Since that is not happening in many cases, there is a place for government to ensure that at the very least the young buyers are being checked at the cash register or when they use credit cards to buy online, Matheson said.
"You know darn well" that in most cases "the 13-year-old is not being carded when he buys 'Grand Theft Auto 2,' " Matheson said.
"You get points (in that game) for having sex with a prostitute; you get points for killing the prostitute" and such material for underage children is just not appropriate, Matheson said.
While many violent and/or sexually explicit video games are popular, if purchased by those 17 or 18 years old (depending on the game's rating) they should be allowable under freedom of speech guarantees, he said.
An Illinois law that attempted to define content and ratings for video games was recently struck down on First Amendment grounds, Matheson said.
"I stay away from that unconstitutional aspect" by not saying what can or can't be in a video game sold to a minor, he said.
Rather, Matheson uses the Entertainment Software Rating Board's current standards a rating system adopted by the video game industry.

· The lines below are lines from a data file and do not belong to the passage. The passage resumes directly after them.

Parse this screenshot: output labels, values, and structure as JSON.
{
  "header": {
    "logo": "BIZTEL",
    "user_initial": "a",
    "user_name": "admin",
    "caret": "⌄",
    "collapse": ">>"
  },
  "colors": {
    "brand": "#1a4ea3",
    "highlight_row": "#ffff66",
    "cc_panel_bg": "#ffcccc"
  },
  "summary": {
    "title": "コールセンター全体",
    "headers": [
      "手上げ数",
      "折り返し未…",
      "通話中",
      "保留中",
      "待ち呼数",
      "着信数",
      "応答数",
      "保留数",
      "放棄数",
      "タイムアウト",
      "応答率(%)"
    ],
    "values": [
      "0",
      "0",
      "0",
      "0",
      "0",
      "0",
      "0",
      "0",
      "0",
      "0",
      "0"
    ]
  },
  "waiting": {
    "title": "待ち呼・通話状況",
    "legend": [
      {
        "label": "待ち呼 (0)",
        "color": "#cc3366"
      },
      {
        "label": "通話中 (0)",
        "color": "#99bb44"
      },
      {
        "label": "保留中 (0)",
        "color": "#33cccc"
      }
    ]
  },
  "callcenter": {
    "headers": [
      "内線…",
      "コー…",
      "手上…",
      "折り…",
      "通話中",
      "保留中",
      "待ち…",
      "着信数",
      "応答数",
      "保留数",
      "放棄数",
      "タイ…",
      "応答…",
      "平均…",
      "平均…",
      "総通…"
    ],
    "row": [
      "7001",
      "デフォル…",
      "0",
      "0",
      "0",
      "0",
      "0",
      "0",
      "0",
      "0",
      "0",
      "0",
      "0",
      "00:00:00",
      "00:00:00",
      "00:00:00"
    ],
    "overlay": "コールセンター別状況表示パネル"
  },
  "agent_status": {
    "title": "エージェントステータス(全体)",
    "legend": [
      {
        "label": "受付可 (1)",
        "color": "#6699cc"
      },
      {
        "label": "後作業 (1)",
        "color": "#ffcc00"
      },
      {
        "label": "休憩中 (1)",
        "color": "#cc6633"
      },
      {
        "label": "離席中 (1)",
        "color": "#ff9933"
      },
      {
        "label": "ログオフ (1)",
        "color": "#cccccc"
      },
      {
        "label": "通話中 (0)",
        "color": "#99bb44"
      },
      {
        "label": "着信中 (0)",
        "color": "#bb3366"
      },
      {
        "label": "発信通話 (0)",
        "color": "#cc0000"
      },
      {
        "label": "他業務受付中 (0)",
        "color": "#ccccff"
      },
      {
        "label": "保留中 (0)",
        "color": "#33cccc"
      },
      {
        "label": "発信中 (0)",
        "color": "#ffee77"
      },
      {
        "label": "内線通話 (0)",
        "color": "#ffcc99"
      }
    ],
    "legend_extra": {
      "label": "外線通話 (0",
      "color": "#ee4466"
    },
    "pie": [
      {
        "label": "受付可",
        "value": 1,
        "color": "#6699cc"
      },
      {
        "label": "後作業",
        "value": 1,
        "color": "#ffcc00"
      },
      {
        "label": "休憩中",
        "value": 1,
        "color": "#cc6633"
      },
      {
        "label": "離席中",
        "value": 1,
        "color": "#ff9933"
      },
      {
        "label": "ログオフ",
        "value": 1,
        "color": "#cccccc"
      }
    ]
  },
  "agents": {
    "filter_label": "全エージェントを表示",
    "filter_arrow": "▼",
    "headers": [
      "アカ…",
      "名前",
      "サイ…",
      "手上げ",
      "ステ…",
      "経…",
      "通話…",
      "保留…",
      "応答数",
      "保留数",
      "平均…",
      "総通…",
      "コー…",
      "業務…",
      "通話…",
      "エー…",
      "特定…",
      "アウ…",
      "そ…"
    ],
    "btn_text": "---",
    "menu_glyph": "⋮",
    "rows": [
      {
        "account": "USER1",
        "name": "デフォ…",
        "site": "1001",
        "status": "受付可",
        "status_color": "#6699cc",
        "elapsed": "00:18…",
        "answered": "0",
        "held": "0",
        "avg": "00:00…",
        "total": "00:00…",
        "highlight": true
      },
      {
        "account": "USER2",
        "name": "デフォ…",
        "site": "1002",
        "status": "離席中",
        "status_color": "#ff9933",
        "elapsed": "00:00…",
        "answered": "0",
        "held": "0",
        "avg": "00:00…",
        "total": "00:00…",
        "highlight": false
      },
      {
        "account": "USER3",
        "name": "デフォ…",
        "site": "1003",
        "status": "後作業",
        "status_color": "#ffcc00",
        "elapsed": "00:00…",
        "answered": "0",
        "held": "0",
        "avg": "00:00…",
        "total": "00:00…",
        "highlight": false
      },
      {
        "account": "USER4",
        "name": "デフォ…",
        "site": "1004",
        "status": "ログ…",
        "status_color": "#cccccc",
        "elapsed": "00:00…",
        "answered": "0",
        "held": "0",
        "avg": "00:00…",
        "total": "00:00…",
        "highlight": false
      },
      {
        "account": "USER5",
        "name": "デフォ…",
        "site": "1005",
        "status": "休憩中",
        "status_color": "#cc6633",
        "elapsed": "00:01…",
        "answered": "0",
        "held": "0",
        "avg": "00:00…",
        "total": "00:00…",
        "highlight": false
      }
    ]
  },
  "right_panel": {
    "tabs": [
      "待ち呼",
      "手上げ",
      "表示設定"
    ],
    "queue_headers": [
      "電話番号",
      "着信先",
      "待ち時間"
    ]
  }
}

The bill will say no one under 17 can buy a "mature" rated game; no one under 18 can buy an "adult only" rated game, either in person at a retail store or online.
Most video game retailers aren't checking IDs now, Matheson said, "although Best Buy (stores) are doing very well in educating and training their employees" not to sell games to underage buyers.
The ESRB Web site says that 12 percent of the $7.3 billion in games sold in the United States last year were rated "M" for "mature" recommended only for those 17 years old or older the games containing intense violence, blood and gore, sexual content and/or strong language.
Only 1 percent of the game sales were rated "AO" for "Adult Only" for 18-year-old or older players, containing prolonged scenes of intense violence or graphic sex and nudity.
Thus Matheson's bill would not apply to 87 percent of the video games sold, since they don't include such objectionable material and are not rated "M" or "AO."